わが昭和歌謡はドーナツ盤

〈無冠〉の大ヒット曲「雨のバラード」を聴きながら、湯原昌幸と荒木由美子のおしどり夫婦の波乱万丈の結婚生活42年に泣き、移籍第1弾の新曲は女の「三行半」に泣く男の歌

 
 過日BSテレビの歌謡番組で、御年78歳の湯原昌幸が出演。久しぶりに「雨のバラード」を聴いて感心した。長年歌い続けた楽曲ながら、流行歌手にありがちなテキトーに流すことがなく丁寧で真面目で感情込めた歌い方に、懐かしさが重なって思わず熱くなった。ややかすれたビブラートになる箇所も往年のまま、しかも声に張りがある。高音にゴマカシがない。リズム感も良い。加齢を強調するわけではないが、あらためて湯原昌幸は歌がうまい、と思った。

 番組はMCとの座談になった。昭和歌謡のあれこれを語る一言半句に無駄がなく言葉に詰まることがない。弁舌鮮やかだ。その記憶力はとても78歳とは思えなかった。昔からベビーフェイスとは思っていたが、若い。語る表情はにこやかで笑顔を絶やさず、憎めない人柄が滲み出て、老年男子にしては可愛らしい。辛うじて、額が広くなったのは(失礼)寄る年波の証か。後述するが、42年前、13歳下の歌手でタレントの荒木由美子と結婚。年齢差が話題になったものの、新婚夫婦は湯原の母親と同居して間もなく痴呆が進む母の介護生活という苦渋の日々があったことなど微塵も感じさせない、屈託のなさだ。 

 
 古い方ならご存じかも知れないが、1957年に結成されたロカビリーから1960年代にはエレキになり、いわばグループサウンズ(GS)の先駆けといえる「スウィング・ウエスト」というバンドが存在した。創立時の初代リーダーは堀威夫(後のホリプロ創業者)と聞いて驚いたが、メンバーには田邊昭知(のちのザ・スパイダース、ドラムス。田辺エージェンシー創立者)がいたり守屋浩や佐川ミツオ(当時、のちに満男)が加わったり離合集散を繰り返すうちに、湯原はテレビ出演「ホイホイ・ミュージックスクール」(日本テレビ)が契機となって1964年にボーカルでこのバンドに参加した。司会も兼ねていたというから彼の饒舌さもこの頃から鍛えられていたのか。ボーカルで参加した湯原のスウィング・ウエストは、1966年7月、日本ビクターから「流れ者のギター」でシングルデビュー。間もなくグループは再編されて湯原が7代目のリーダーとなりいよいよGS風が加わって、1967年9月10日、今度はテイチクの洋楽レーベルのユニオン・レコードから「恋のイザベル」で再デビューを果たす。

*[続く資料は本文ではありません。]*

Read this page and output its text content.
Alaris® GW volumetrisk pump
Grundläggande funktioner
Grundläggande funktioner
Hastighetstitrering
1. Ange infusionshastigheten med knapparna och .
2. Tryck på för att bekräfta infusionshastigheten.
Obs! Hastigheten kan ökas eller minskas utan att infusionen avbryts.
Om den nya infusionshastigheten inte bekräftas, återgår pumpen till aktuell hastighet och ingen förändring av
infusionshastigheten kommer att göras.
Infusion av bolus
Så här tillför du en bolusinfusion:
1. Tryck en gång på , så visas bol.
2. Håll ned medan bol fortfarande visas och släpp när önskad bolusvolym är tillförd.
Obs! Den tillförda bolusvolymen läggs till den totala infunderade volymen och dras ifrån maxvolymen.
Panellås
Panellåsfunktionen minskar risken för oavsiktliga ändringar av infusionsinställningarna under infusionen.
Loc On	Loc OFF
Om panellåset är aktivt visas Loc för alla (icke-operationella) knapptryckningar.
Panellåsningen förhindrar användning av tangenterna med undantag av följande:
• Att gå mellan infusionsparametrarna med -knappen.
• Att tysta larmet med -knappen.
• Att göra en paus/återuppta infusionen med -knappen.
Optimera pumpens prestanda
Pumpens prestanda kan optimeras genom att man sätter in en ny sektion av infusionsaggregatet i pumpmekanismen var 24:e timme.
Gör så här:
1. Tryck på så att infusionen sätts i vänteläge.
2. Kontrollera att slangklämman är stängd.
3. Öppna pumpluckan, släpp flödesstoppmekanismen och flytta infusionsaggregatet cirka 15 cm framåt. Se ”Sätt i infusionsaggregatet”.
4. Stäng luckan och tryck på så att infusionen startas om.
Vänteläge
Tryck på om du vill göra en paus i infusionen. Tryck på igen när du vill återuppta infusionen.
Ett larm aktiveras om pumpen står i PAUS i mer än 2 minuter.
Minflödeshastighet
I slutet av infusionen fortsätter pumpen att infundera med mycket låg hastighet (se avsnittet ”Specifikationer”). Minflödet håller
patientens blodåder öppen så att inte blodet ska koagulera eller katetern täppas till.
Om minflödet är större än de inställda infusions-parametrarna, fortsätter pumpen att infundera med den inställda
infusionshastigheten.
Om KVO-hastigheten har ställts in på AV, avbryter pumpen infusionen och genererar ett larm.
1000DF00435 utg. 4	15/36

しかしヒットはならず、同じくテイチクのユニオンから1968年5月10日「幻の乙女/雨のバラード」が発売されている。皮肉なことに「雨のバラード」(作詞:こうじはるか、作曲:植田嘉靖)はB面で発売、GSの趣向が功を奏してわずかにヒットした。しかし、善戦むなしく1970年スウィング・ウエストは解散。湯原はソロ歌手として「見知らぬ世界」をリリースするがヒットは及ばず、雌伏の時を経て、1971年4月1日、「雨のバラード」のリメイク盤を発売。当初ヒットする気配はなかったが、半年もしないうちにオリコンチャートでベスト10位入りし、10月18日付では1位を記録(3週連続)する。わずか6カ月でオリコン上で、約62万枚の売上と発表されている。驚くべき大ヒットとなった。

 

 GSから離れて独り立ちした湯原昌幸、26歳にして歌手、芸能人生の有為転変を予感させる出来事だった。GSブームの走りに居ながら、そのオリジナル曲がソロ・シンガーとなったとき大ヒットに導かれるという僥倖。累計で120万枚のセールスというから、一躍、ソロ歌手として脚光を浴びたのはいうまでもない。だが、今でも〝無冠〟の大ヒット曲と語り継がれているのは、これだけの実績がありながら様々な賞レースや「NHK紅白歌合戦」に選考されていない。この年、尾崎紀世彦の「また逢う日まで」、五木ひろし「よこはま・たそがれ」と、新人とは言えない何らかの形で歌手デビューしていた再出発組の曲が相次いで売れている。湯原もその部類だが、尾崎にしても五木にしても春先からヒットし、夏場には2曲目をリリースし、これもヒットさせている。対する湯原は4月に発売しながら売れ始めたのは秋口で、11月に入って第2弾がリリースされるという状況だった。そればかりではない。1971年のランキングを紐解くと、「雨のバラード」は確かにベスト8位だが、いかにヒット曲豊作の年だったかが分かる。